LUXEMBOURG
DR ELISABETH SEIMETZ

Mandatée par le Ministère de la Santé pour la mise en oeuvre du Plan National de Prévention du Suicide, la  Ligue Luxembourgeoise d’Hygiène Mentale attire régulièrement l’attention sur les causes du suicide. Cette année, sa campagne est dédiée à l’anxiété. Le point avec Elisabeth Seimetz, Docteur en Psychologie à la Ligue.

«L’anxiété est une émotion que tout le monde connaît et c’est en fait un mécanisme de protection pour reconnaître et éviter des dangers.
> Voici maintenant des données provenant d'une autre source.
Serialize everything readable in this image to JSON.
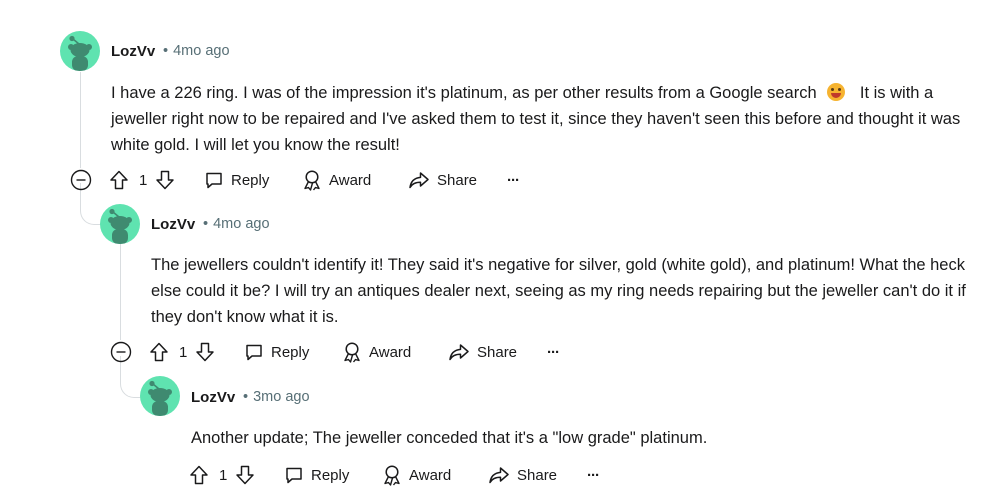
{
  "comments": [
    {
      "username": "LozVv",
      "time": "4mo ago",
      "text_before_emoji": "I have a 226 ring. I was of the impression it's platinum, as per other results from a Google search",
      "text_after_emoji": "It is with a jeweller right now to be repaired and I've asked them to test it, since they haven't seen this before and thought it was white gold. I will let you know the result!",
      "vote_count": "1",
      "reply_label": "Reply",
      "award_label": "Award",
      "share_label": "Share",
      "more_label": "···"
    },
    {
      "username": "LozVv",
      "time": "4mo ago",
      "text": "The jewellers couldn't identify it! They said it's negative for silver, gold (white gold), and platinum! What the heck else could it be? I will try an antiques dealer next, seeing as my ring needs repairing but the jeweller can't do it if they don't know what it is.",
      "vote_count": "1",
      "reply_label": "Reply",
      "award_label": "Award",
      "share_label": "Share",
      "more_label": "···"
    },
    {
      "username": "LozVv",
      "time": "3mo ago",
      "text": "Another update; The jeweller conceded that it's a \"low grade\" platinum.",
      "vote_count": "1",
      "reply_label": "Reply",
      "award_label": "Award",
      "share_label": "Share",
      "more_label": "···"
    }
  ],
  "separator": "•",
  "icons": {
    "avatar": "snoo-avatar-icon",
    "collapse": "collapse-minus-icon",
    "upvote": "upvote-arrow-icon",
    "downvote": "downvote-arrow-icon",
    "reply": "comment-bubble-icon",
    "award": "award-ribbon-icon",
    "share": "share-arrow-icon"
  },
  "colors": {
    "avatar_bg": "#5fe3b0",
    "avatar_snoo": "#3f8a70",
    "meta_text": "#576f76",
    "thread_line": "#d9dde0"
  }
}
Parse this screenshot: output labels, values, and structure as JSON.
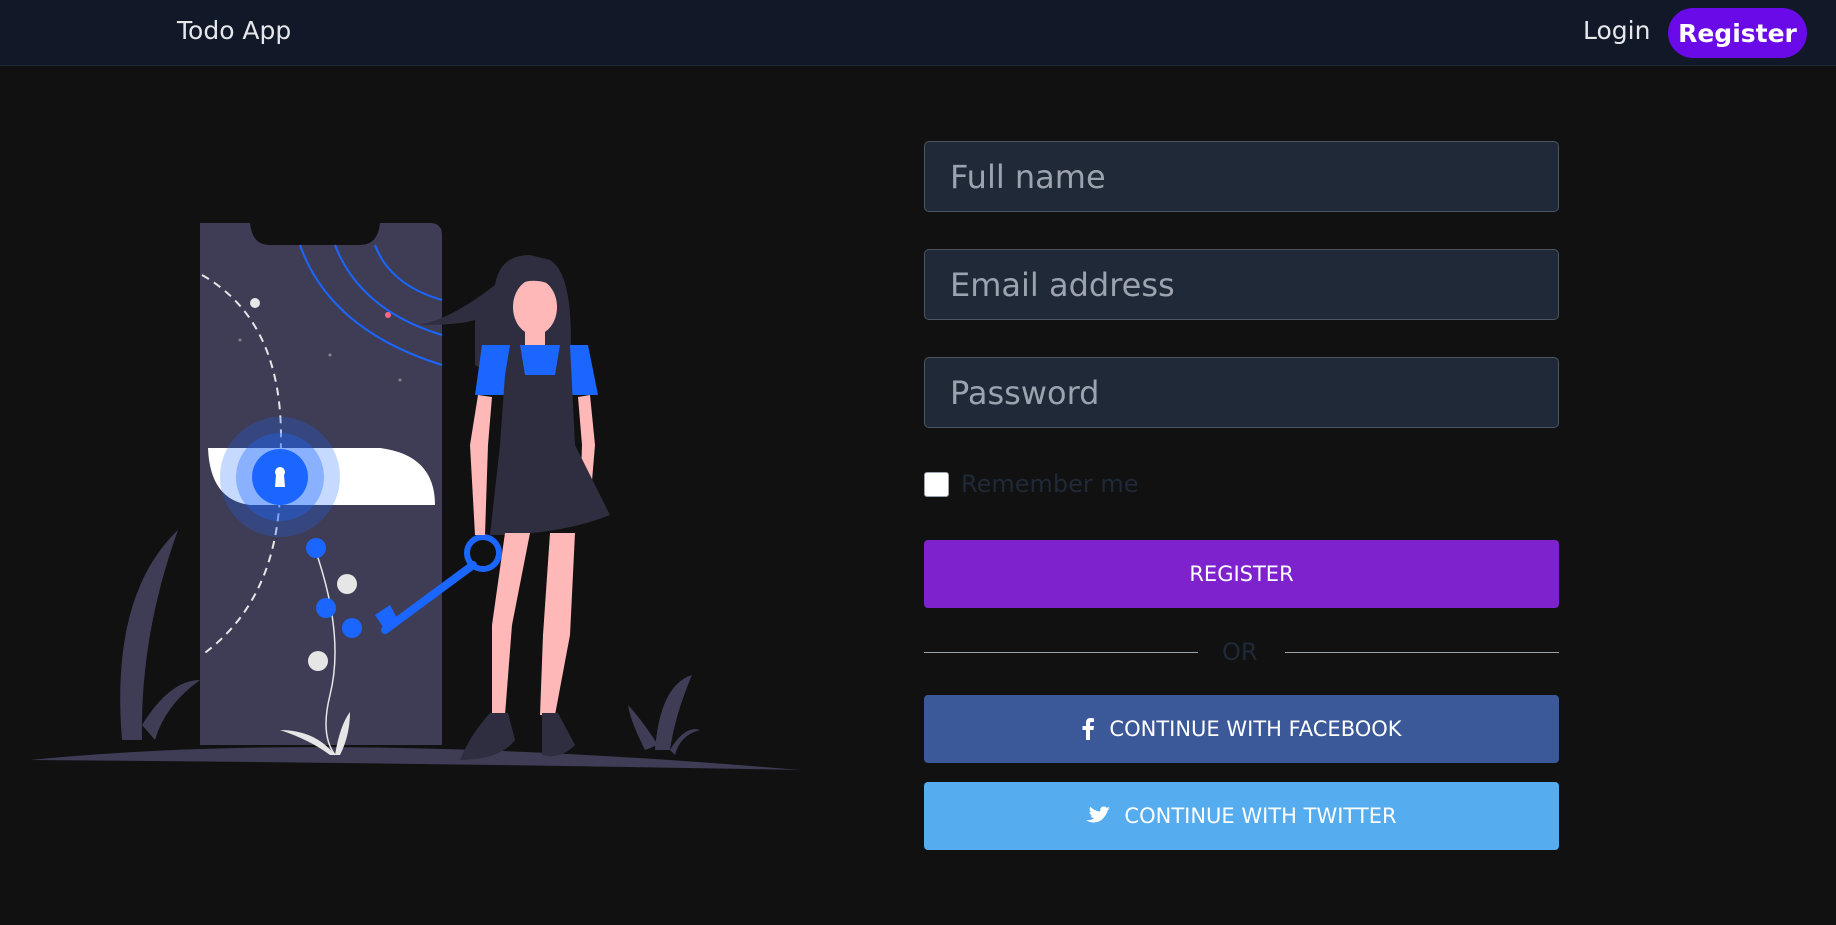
{
  "navbar": {
    "brand": "Todo App",
    "login_label": "Login",
    "register_label": "Register"
  },
  "form": {
    "fullname_placeholder": "Full name",
    "email_placeholder": "Email address",
    "password_placeholder": "Password",
    "remember_label": "Remember me",
    "remember_checked": false,
    "submit_label": "REGISTER",
    "divider_text": "OR",
    "facebook_label": "CONTINUE WITH FACEBOOK",
    "twitter_label": "CONTINUE WITH TWITTER"
  },
  "colors": {
    "background": "#111111",
    "navbar": "#111827",
    "brand_accent": "#6b0ae8",
    "submit": "#7e22ce",
    "facebook": "#3b5998",
    "twitter": "#55acee",
    "illustration_accent": "#1a66ff"
  },
  "icons": {
    "facebook": "facebook-icon",
    "twitter": "twitter-icon",
    "illustration": "login-illustration"
  }
}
Mais l’anxiété peut aussi s’installer durablement, jusqu’à rendre impossible une vie normale.

Nous parlons de troubles anxieux quand le sentiment de se voir menacé en permanence par un ou plusieurs facteurs et de façon exagérée et sans raison prend le dessus sur toute la vie et affecte la santé. L’anxiété est sans doute une émotion qui, à terme, peut engendrer des effets délétères sur notre organisme.

Nous avons choisi cette thématique pour notre campagne de cette année, parce que l’anxiété est, après la dépression, la deuxième cause des suicides. Notre but est surtout de sensibiliser les personnes concernées, mais aussi les professionnels de santé à cette importante problématique.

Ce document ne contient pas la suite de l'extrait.